The concepts of effectiveness and efficiency are terms whose meaning is often overlapped, as if they were synonyms.
In reality, they describe very different concepts, especially in an industrial context: effectiveness is quite familiar to those who are responsible for the performance of a plant and therefore will probably be familiar with a tool such as OEE, or Overall Equipment Effectiveness, where effectiveness describes the effectiveness of performance.
Efficiency, on the other hand, refers to how many resources a process consumes (in terms of energy, human resources, organisation, etc.).
Today, these two concepts are closely related. The current era of digital and green has ended up tying them together:
Digital aims to make everything more effective; the aim of green is to ensure that this effectiveness is also efficient: this is the challenge of our time.
To create a process that is only effective but inefficient would definitely be a process destined to fail. Let’s not follow that path.
The digital transformation, in this sense, represents a strategic investment because it is very difficult today to be effective and efficient in any other way.
It is a transformation that is receiving great incentives from many quarters, as for example in the PNNR, through funds designed to help companies take this path.
Digital at the service of green?
Digital at the service of green. Or we could say, effectiveness at the service of efficiency.
How can digital serve green?
The answer seems simple: less consumption of paper translates into less use of trees; storage space is also reduced; the cloud has eliminated the need for shipping; video calls have greatly reduced people’s physical movements.
There are so many examples.
But this explanation is far too simple. And things that are too simple rarely translate the complexity of reality.
Indeed, some may rightly argue that digital is particularly energy-intensive.
Digital in the service of green
The best response to this observation is provided by Professor Luciano Floridi in his book ‘Ethics of Artificial Intelligence’. According to Floridi, the problem of efficiency, and therefore of green, is a serious one.

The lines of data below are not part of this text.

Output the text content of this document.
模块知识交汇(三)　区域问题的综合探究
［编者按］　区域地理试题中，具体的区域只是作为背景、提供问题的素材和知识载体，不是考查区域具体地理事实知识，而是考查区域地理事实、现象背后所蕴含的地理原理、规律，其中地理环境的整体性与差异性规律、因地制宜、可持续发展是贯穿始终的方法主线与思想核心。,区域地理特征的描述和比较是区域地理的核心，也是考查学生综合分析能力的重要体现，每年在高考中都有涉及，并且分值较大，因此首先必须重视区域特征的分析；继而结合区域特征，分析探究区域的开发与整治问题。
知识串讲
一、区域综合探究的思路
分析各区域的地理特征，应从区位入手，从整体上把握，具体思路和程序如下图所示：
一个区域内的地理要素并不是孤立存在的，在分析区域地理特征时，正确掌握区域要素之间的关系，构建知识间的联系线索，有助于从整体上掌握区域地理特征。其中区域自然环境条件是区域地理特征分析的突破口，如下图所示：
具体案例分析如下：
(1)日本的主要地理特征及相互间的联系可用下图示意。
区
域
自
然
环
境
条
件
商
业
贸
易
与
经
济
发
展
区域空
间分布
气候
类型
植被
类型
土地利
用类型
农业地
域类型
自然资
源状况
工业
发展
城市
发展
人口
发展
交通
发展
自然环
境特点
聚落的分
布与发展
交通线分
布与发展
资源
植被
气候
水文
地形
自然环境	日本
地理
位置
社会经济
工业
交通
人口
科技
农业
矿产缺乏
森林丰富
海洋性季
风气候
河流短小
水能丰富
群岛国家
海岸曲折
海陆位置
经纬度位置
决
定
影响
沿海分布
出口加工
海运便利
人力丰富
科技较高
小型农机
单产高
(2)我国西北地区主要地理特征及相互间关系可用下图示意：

Right now, digital can NOT be considered green, but it is a great challenge for the future.
The green is a bit like the pawn that is sacrificed for the final victory, in the famous chess move of the ‘gambit‘. This loss, this ‘digital gambit‘ as Floridi puts it, is precisely the great energy consumption that is stimulating the digital at this time in our history. Today, perhaps it is more correct to say that it is the green that is at the service of the digital….
The challenge is precisely that of using digital technology to quickly develop those technologies (increasingly imbued with Artificial Intelligence) that can then be absolutely sustainable and therefore green.

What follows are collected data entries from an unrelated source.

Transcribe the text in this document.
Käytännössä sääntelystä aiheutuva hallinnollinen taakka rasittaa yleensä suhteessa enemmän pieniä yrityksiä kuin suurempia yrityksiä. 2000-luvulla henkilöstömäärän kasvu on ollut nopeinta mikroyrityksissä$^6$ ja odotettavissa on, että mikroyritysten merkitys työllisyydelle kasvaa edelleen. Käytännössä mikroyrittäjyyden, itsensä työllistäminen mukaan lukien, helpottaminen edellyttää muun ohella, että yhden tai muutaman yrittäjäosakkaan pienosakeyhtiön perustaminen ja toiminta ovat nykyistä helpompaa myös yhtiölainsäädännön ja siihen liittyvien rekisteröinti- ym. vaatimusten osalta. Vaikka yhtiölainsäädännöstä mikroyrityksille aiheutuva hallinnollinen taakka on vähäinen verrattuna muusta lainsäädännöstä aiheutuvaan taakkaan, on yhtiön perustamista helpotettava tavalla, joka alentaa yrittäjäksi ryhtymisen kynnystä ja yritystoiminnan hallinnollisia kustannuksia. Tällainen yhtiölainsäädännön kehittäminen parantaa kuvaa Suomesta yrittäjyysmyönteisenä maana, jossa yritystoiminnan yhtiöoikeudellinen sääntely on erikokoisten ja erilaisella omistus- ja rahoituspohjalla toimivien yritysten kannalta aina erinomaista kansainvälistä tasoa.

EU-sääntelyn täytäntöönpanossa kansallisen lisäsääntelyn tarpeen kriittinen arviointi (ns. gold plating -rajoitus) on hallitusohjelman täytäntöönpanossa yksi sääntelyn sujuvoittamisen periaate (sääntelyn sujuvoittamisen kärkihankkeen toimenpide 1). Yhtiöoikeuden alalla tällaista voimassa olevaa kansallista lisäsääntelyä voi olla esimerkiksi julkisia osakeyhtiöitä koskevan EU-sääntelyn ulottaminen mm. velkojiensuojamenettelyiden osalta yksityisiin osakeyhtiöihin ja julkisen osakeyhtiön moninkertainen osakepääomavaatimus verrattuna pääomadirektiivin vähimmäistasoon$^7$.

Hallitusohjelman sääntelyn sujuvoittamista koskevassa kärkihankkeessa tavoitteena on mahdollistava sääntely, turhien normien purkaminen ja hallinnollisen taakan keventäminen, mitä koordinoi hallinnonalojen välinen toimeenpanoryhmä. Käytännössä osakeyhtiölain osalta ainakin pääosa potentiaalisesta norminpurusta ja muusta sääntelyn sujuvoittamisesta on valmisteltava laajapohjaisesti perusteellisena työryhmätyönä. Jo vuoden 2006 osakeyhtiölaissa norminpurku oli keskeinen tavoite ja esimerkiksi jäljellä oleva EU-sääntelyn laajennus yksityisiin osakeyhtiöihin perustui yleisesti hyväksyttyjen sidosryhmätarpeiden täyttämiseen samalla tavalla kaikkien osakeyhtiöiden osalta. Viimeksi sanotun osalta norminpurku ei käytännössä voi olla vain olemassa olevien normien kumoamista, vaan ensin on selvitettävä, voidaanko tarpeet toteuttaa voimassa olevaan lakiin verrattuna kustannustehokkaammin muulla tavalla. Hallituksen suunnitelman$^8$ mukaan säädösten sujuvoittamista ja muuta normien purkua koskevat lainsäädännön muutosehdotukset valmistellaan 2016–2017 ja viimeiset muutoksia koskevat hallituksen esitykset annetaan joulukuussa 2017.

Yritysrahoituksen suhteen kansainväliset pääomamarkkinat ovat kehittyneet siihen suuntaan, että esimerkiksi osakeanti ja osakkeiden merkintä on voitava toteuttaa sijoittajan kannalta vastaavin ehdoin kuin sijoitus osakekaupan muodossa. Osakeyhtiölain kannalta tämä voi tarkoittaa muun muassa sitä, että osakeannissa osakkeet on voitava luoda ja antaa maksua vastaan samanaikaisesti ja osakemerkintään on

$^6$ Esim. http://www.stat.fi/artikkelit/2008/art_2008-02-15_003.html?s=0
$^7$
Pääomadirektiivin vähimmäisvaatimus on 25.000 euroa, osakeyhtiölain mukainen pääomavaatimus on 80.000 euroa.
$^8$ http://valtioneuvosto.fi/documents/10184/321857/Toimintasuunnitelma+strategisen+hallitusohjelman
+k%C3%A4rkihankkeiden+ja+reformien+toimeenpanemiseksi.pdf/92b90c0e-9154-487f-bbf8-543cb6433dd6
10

A sort of bitter medicine, but one that saves you in the end.
Therefore, talking about digital and green as connected concepts and as a consequence of each other does not mean being “current”, does not mean living “hic et nunc“, but thinking with a vision projected into the future.
The need for a blue and green vision
When Next decided to redefine its logo a year ago to celebrate its 10th anniversary, the choice was made towards the expression of these two concepts in it: the digital (the prompt symbol and the colour blue) and the goal of sustainability (green).

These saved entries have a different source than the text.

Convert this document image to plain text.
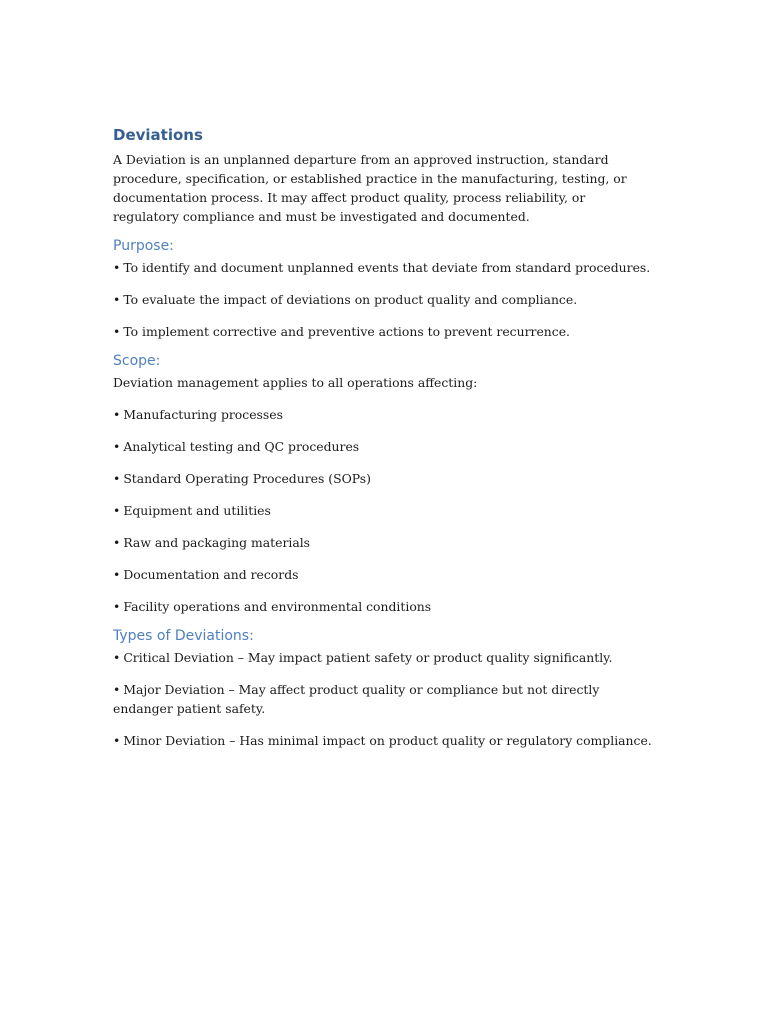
Deviations

A Deviation is an unplanned departure from an approved instruction, standard procedure, specification, or established practice in the manufacturing, testing, or documentation process. It may affect product quality, process reliability, or regulatory compliance and must be investigated and documented.

Purpose:
• To identify and document unplanned events that deviate from standard procedures.
• To evaluate the impact of deviations on product quality and compliance.
• To implement corrective and preventive actions to prevent recurrence.
Scope:

Deviation management applies to all operations affecting:

• Manufacturing processes
• Analytical testing and QC procedures
• Standard Operating Procedures (SOPs)
• Equipment and utilities
• Raw and packaging materials
• Documentation and records
• Facility operations and environmental conditions
Types of Deviations:
• Critical Deviation – May impact patient safety or product quality significantly.
• Major Deviation – May affect product quality or compliance but not directly endanger patient safety.
• Minor Deviation – Has minimal impact on product quality or regulatory compliance.
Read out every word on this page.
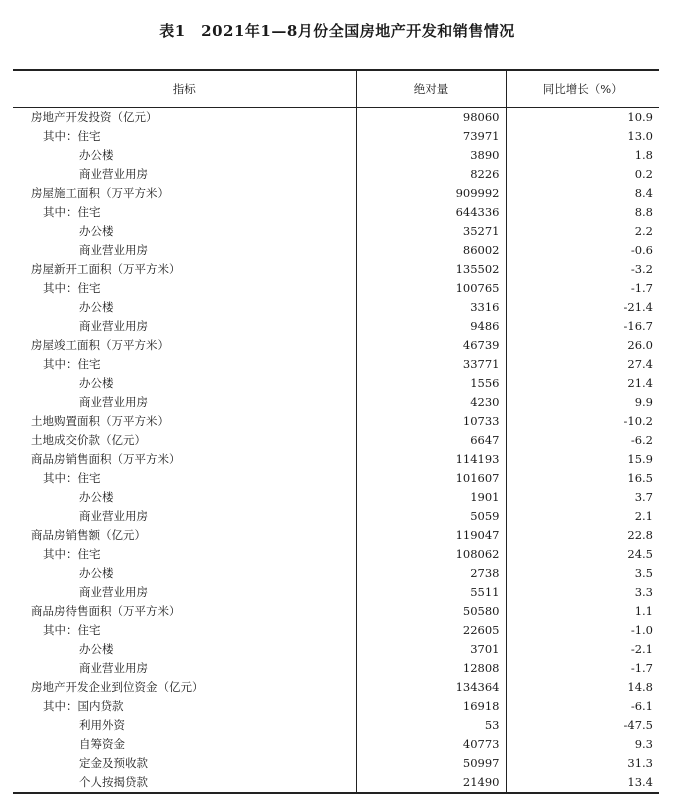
表1　2021年1—8月份全国房地产开发和销售情况
指标	绝对量	同比增长（%）
房地产开发投资（亿元）	98060	10.9
其中：住宅	73971	13.0
办公楼	3890	1.8
商业营业用房	8226	0.2
房屋施工面积（万平方米）	909992	8.4
其中：住宅	644336	8.8
办公楼	35271	2.2
商业营业用房	86002	-0.6
房屋新开工面积（万平方米）	135502	-3.2
其中：住宅	100765	-1.7
办公楼	3316	-21.4
商业营业用房	9486	-16.7
房屋竣工面积（万平方米）	46739	26.0
其中：住宅	33771	27.4
办公楼	1556	21.4
商业营业用房	4230	9.9
土地购置面积（万平方米）	10733	-10.2
土地成交价款（亿元）	6647	-6.2
商品房销售面积（万平方米）	114193	15.9
其中：住宅	101607	16.5
办公楼	1901	3.7
商业营业用房	5059	2.1
商品房销售额（亿元）	119047	22.8
其中：住宅	108062	24.5
办公楼	2738	3.5
商业营业用房	5511	3.3
商品房待售面积（万平方米）	50580	1.1
其中：住宅	22605	-1.0
办公楼	3701	-2.1
商业营业用房	12808	-1.7
房地产开发企业到位资金（亿元）	134364	14.8
其中：国内贷款	16918	-6.1
利用外资	53	-47.5
自筹资金	40773	9.3
定金及预收款	50997	31.3
个人按揭贷款	21490	13.4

We realise that we are part of a process, a journey. But it is a very crowded path, in our opinion. And that is good.
More and more companies are realising that we can no longer avoid an increasingly concrete commitment to the environment.
At the same time, we find ourselves living in a time of technological ferment, in which, in recent years, the computational power we have achieved has made a real comeback for studies and projects on Artificial Intelligence. In the last 20 years, mankind has ‘produced’ 95% of all the information produced since it began to draw on the walls of a cave.
Everything points to an ever more exponential growth.
We have everything to be able to think positively, although dystopian thinking is always around the corner, encouraged by the recent disasters of war and pandemic.
But we have everything to improve the state of things. All it takes is commitment, study and vision.
“Sustainability means survival first and foremost”
This phrase was uttered by Ernesto Ciorra, Director of Enel’s Innovability® division.
Companies must be able to evolve… to ‘ fall one step further ‘ to adapt to change.
Innovation, aimed at sustainability, must involve the entire company, in all its departments.